Rechtsprechung / Verwaltungsgericht Potsdam / 2024
Verwaltungsgericht Potsdam Beschluss vom 12.02.2024 – VG 3 L 75/24
3. Kammer · ECLI:DE:VGPOTSD:2024:0212.3L75.24.00
Tenor§
1. Der Antrag wird abgelehnt.
Der Antragsteller trägt die Kosten des Verfahrens.

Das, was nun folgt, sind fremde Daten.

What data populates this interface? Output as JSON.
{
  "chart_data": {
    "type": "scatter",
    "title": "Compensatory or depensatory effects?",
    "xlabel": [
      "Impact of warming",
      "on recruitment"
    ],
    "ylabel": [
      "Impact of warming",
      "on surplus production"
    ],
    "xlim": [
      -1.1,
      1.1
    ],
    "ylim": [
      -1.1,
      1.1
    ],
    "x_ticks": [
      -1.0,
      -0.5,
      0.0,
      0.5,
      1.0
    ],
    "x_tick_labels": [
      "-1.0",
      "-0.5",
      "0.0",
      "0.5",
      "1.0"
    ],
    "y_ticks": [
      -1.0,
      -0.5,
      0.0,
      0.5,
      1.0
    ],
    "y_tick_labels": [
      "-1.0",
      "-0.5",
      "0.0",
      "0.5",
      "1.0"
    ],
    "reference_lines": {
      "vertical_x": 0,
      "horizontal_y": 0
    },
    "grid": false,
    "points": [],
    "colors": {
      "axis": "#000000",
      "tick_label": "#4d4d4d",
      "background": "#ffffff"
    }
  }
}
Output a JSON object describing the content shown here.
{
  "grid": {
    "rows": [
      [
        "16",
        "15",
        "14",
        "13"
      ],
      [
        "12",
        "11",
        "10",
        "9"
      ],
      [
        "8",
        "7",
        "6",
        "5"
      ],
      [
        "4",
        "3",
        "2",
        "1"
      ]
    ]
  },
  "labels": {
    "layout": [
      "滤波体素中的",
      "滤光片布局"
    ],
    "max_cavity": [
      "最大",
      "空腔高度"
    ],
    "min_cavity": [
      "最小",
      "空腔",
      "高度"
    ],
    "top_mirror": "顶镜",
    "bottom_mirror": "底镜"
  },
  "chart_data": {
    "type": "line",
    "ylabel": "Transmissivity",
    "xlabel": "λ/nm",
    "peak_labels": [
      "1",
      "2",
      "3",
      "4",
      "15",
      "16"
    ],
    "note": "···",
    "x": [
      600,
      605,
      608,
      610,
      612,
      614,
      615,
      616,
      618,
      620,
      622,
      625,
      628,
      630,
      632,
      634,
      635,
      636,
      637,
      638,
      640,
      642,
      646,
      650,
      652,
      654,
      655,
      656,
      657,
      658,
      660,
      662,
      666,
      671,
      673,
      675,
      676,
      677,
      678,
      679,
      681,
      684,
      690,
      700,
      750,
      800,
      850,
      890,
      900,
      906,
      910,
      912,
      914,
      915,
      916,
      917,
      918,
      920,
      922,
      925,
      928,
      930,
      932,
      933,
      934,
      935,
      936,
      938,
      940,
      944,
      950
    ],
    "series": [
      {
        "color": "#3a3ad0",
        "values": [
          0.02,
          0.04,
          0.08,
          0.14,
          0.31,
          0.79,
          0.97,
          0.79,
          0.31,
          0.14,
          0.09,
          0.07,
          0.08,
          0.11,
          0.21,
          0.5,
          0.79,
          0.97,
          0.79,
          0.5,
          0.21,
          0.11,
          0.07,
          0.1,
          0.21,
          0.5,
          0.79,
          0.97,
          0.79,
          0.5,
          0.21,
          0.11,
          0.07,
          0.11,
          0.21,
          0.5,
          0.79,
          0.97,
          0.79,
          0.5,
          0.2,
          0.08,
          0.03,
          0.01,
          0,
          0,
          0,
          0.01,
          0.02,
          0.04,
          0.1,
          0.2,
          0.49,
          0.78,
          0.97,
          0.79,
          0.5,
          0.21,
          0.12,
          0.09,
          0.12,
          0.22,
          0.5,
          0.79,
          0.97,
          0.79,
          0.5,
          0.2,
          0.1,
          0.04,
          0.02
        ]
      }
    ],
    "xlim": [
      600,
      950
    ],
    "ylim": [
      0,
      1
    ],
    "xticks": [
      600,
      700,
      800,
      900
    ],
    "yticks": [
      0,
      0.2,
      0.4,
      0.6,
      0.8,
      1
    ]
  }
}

2. Der Streitwert wird auf 2.500 Euro festgesetzt.
Gründe§
1. Der wörtliche Antrag des Antragstellers,
dem Antragsgegner im Wege der einstweiligen Anordnung nach § 123 VwGO aufzugeben, es bei Vermeidung eines Ordnungsgeldes bis zu 250.000 Euro zu unterlassen, Maßnahmen zur Verhinderung der Einreise oder zur Abschiebung zu ergreifen,
hat keinen Erfolg.
a) Der Antrag auf Erlass einer einstweiligen Anordnung gemäß § 123 Abs. 1 VwGO ist mangels Rechtsschutzbedürfnisses unzulässig. Der Antragsteller möchte unter Berücksichtigung seines Gesamtvorbringens nach §§ 88, 122 Abs. 1 VwGO sichergestellt wissen, dass er zukünftig in das Bundesgebiet einreisen und sich dort aufhalten darf. Dass der Antragsgegner gegen ihn ein Einreiseverbot (bereits) erlassen hat, ist nach den verfügbaren Erkenntnissen nicht ersichtlich. Zwar verweist der Antragsteller auf einen Pressebericht des Tagesspiegels vom 27. Januar 2024, wonach der Tagesspiegel „aus dem Bundesinnenministerium“ erfahren habe, dass gegen den Antragsteller ein Einreiseverbot verhängt worden sei. Dass dies aber nicht zutreffen kann, zeigen das an ihn adressierte Schreiben des Bundesinnenministeriums vom 29. Januar 2024 und der Schriftsatz des Antragsgegners vom 2. Februar 2024, in denen ausdrücklich Gegenteiliges mitgeteilt wird. Insbesondere aber bestätigt der Umstand, dass der Antragsteller am 29. Januar 2024 in das Bundesgebiet einreisen konnte, dass es sich bei dem Pressebericht des Tagesspiegels insoweit um eine Falschinformation handeln muss.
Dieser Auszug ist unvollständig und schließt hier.